We were making for a gap in the lower cliffs that seemed to ring the island. Smaller breaks in the rock gave onto little beaches, each with a grove of trees clinging to whatever level ground there was. But Nizam had pointed the Cormaran at a stone gateway, where the cliffs dipped down into tapering spits and finally broke, letting the sea flow in towards the base of the greater mountain. At the end of each arm of rock stood two small stone turrets from the top of which spun four triangles of pure white cloth.
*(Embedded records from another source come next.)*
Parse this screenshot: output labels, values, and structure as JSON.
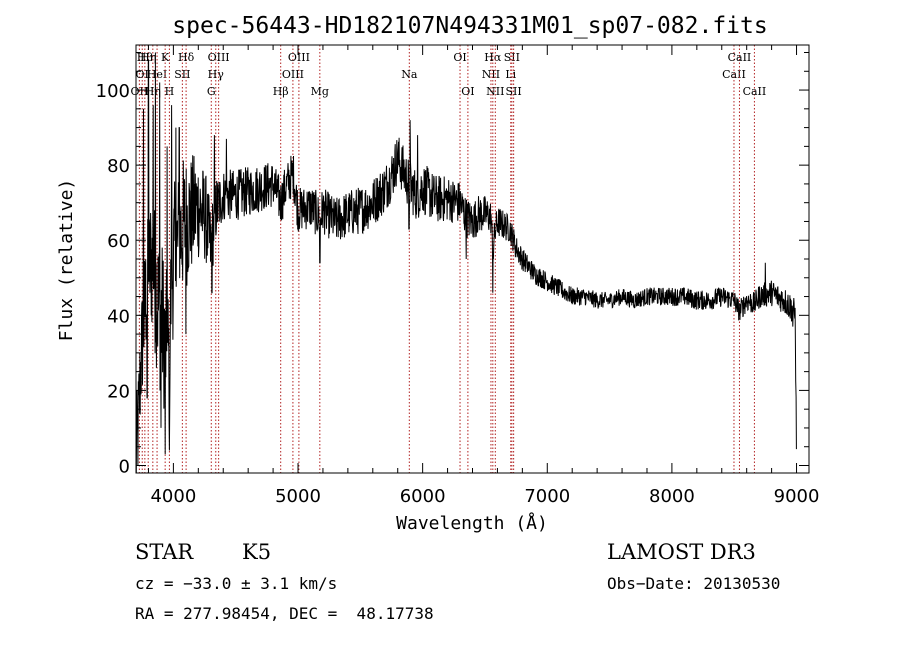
{
  "chart_data": {
    "type": "line",
    "title": "spec-56443-HD182107N494331M01_sp07-082.fits",
    "xlabel": "Wavelength (Å)",
    "ylabel": "Flux (relative)",
    "xlim": [
      3700,
      9100
    ],
    "ylim": [
      -2,
      112
    ],
    "xticks": [
      4000,
      5000,
      6000,
      7000,
      8000,
      9000
    ],
    "yticks": [
      0,
      20,
      40,
      60,
      80,
      100
    ],
    "spectrum_anchors": {
      "wavelength": [
        3700,
        3720,
        3740,
        3760,
        3790,
        3820,
        3850,
        3880,
        3900,
        3930,
        3950,
        3968,
        3980,
        4000,
        4030,
        4060,
        4080,
        4100,
        4150,
        4200,
        4260,
        4300,
        4340,
        4400,
        4500,
        4600,
        4700,
        4800,
        4861,
        4900,
        4960,
        5000,
        5100,
        5175,
        5200,
        5300,
        5400,
        5500,
        5600,
        5700,
        5760,
        5800,
        5890,
        5950,
        6000,
        6100,
        6200,
        6300,
        6350,
        6400,
        6450,
        6500,
        6550,
        6563,
        6580,
        6600,
        6650,
        6700,
        6750,
        6800,
        6900,
        7000,
        7100,
        7200,
        7300,
        7400,
        7500,
        7600,
        7700,
        7800,
        7900,
        8000,
        8100,
        8200,
        8300,
        8400,
        8500,
        8542,
        8600,
        8662,
        8700,
        8800,
        8900,
        8960,
        8990,
        9000
      ],
      "flux": [
        2,
        12,
        28,
        38,
        48,
        55,
        50,
        42,
        40,
        35,
        30,
        28,
        45,
        55,
        58,
        62,
        64,
        65,
        67,
        69,
        66,
        58,
        68,
        72,
        72,
        73,
        74,
        75,
        70,
        74,
        78,
        68,
        69,
        66,
        68,
        65,
        67,
        68,
        70,
        74,
        78,
        82,
        75,
        72,
        74,
        71,
        71,
        70,
        66,
        65,
        67,
        67,
        66,
        56,
        62,
        65,
        64,
        63,
        58,
        55,
        51,
        49,
        47,
        45,
        45,
        44,
        44,
        45,
        44,
        45,
        45,
        45,
        45,
        44,
        44,
        45,
        44,
        41,
        44,
        43,
        45,
        46,
        44,
        42,
        40,
        0
      ]
    },
    "noise_amplitude": {
      "wavelength": [
        3700,
        3900,
        4100,
        4400,
        5000,
        6000,
        6500,
        6800,
        7000,
        7500,
        8500,
        9000
      ],
      "amplitude": [
        14,
        22,
        18,
        7,
        6,
        7,
        5,
        3,
        2.6,
        2.2,
        2.8,
        4
      ]
    },
    "deep_features": [
      {
        "wavelength": 3715,
        "flux": 0
      },
      {
        "wavelength": 3790,
        "flux": 18
      },
      {
        "wavelength": 3900,
        "flux": 10
      },
      {
        "wavelength": 3934,
        "flux": 3
      },
      {
        "wavelength": 3968,
        "flux": 4
      },
      {
        "wavelength": 4101,
        "flux": 35
      },
      {
        "wavelength": 4310,
        "flux": 46
      },
      {
        "wavelength": 5175,
        "flux": 54
      },
      {
        "wavelength": 5890,
        "flux": 63
      },
      {
        "wavelength": 6350,
        "flux": 55
      },
      {
        "wavelength": 6563,
        "flux": 46
      },
      {
        "wavelength": 8970,
        "flux": 37
      }
    ],
    "spikes": [
      {
        "wavelength": 3760,
        "flux": 95
      },
      {
        "wavelength": 3800,
        "flux": 108
      },
      {
        "wavelength": 3837,
        "flux": 96
      },
      {
        "wavelength": 3855,
        "flux": 110
      },
      {
        "wavelength": 3890,
        "flux": 102
      },
      {
        "wavelength": 3950,
        "flux": 85
      },
      {
        "wavelength": 3985,
        "flux": 96
      },
      {
        "wavelength": 4020,
        "flux": 90
      },
      {
        "wavelength": 4047,
        "flux": 90
      },
      {
        "wavelength": 4330,
        "flux": 88
      },
      {
        "wavelength": 4425,
        "flux": 87
      },
      {
        "wavelength": 5900,
        "flux": 92
      },
      {
        "wavelength": 5960,
        "flux": 88
      },
      {
        "wavelength": 8750,
        "flux": 54
      }
    ],
    "line_markers": [
      {
        "wavelength": 3727,
        "label": "OII",
        "row": 3
      },
      {
        "wavelength": 3750,
        "label": "OI",
        "row": 2
      },
      {
        "wavelength": 3771,
        "label": "Hθ",
        "row": 1
      },
      {
        "wavelength": 3798,
        "label": "Hη",
        "row": 1
      },
      {
        "wavelength": 3835,
        "label": "Hη",
        "row": 3
      },
      {
        "wavelength": 3869,
        "label": "HeI",
        "row": 2
      },
      {
        "wavelength": 3934,
        "label": "K",
        "row": 1
      },
      {
        "wavelength": 3968,
        "label": "H",
        "row": 3
      },
      {
        "wavelength": 4072,
        "label": "SII",
        "row": 2
      },
      {
        "wavelength": 4102,
        "label": "Hδ",
        "row": 1
      },
      {
        "wavelength": 4304,
        "label": "G",
        "row": 3
      },
      {
        "wavelength": 4340,
        "label": "Hγ",
        "row": 2
      },
      {
        "wavelength": 4363,
        "label": "OIII",
        "row": 1
      },
      {
        "wavelength": 4861,
        "label": "Hβ",
        "row": 3
      },
      {
        "wavelength": 4959,
        "label": "OIII",
        "row": 2
      },
      {
        "wavelength": 5007,
        "label": "OIII",
        "row": 1
      },
      {
        "wavelength": 5175,
        "label": "Mg",
        "row": 3
      },
      {
        "wavelength": 5893,
        "label": "Na",
        "row": 2
      },
      {
        "wavelength": 6300,
        "label": "OI",
        "row": 1
      },
      {
        "wavelength": 6363,
        "label": "OI",
        "row": 3
      },
      {
        "wavelength": 6548,
        "label": "NII",
        "row": 2
      },
      {
        "wavelength": 6563,
        "label": "Hα",
        "row": 1
      },
      {
        "wavelength": 6583,
        "label": "NII",
        "row": 3
      },
      {
        "wavelength": 6707,
        "label": "Li",
        "row": 2
      },
      {
        "wavelength": 6716,
        "label": "SII",
        "row": 1
      },
      {
        "wavelength": 6730,
        "label": "SII",
        "row": 3
      },
      {
        "wavelength": 8498,
        "label": "CaII",
        "row": 2
      },
      {
        "wavelength": 8542,
        "label": "CaII",
        "row": 1
      },
      {
        "wavelength": 8662,
        "label": "CaII",
        "row": 3
      }
    ]
  },
  "info": {
    "object_class": "STAR",
    "subclass": "K5",
    "survey": "LAMOST DR3",
    "cz": "cz = −33.0 ± 3.1 km/s",
    "obs_date": "Obs−Date: 20130530",
    "coords": "RA = 277.98454, DEC =  48.17738"
  },
  "colors": {
    "spectrum": "#000000",
    "marker_line": "#b22222",
    "text": "#000000",
    "background": "#ffffff"
  }
}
They were windmills, childlike compared to the creaking giants of home but strangely festive amid all this water and arid rock.

We passed close enough to the starboard spit to hear the swish of the mills and to see the rock drop sheer into the deeps, white stone gleaming through the air-clear water. Thick red weed grew there, with fat sea anemones and clusters of black, spiky orbs.

'Echinoos,' said Pavlos, licking his lips. "You would say "urchins".'

I told him we had no such barbaric creatures in Devon, and that I wasn't going to have them anywhere near my mouth. 'No, no: you are the barbarian here, Patch,' Anna reminded me. You will eat echinoos, I insist. They are sublime. They taste like… you'll see.' I huffed. But in truth I was strangely drawn to this place already. We had made only one other landfall in the Mediterranean Sea, at Pisa, a place of man's artistry and artifice, and the filth that always accompanies man had turned the water a sickly, opaque grey. We had skirted the arid coasts at a distance, close enough to smell the herb-laced breeze but too distant to make out details. Now it was close enough to touch, and I felt a sudden shiver of excitement. Then we were past the point, and the Bay of Limonohori opened before us.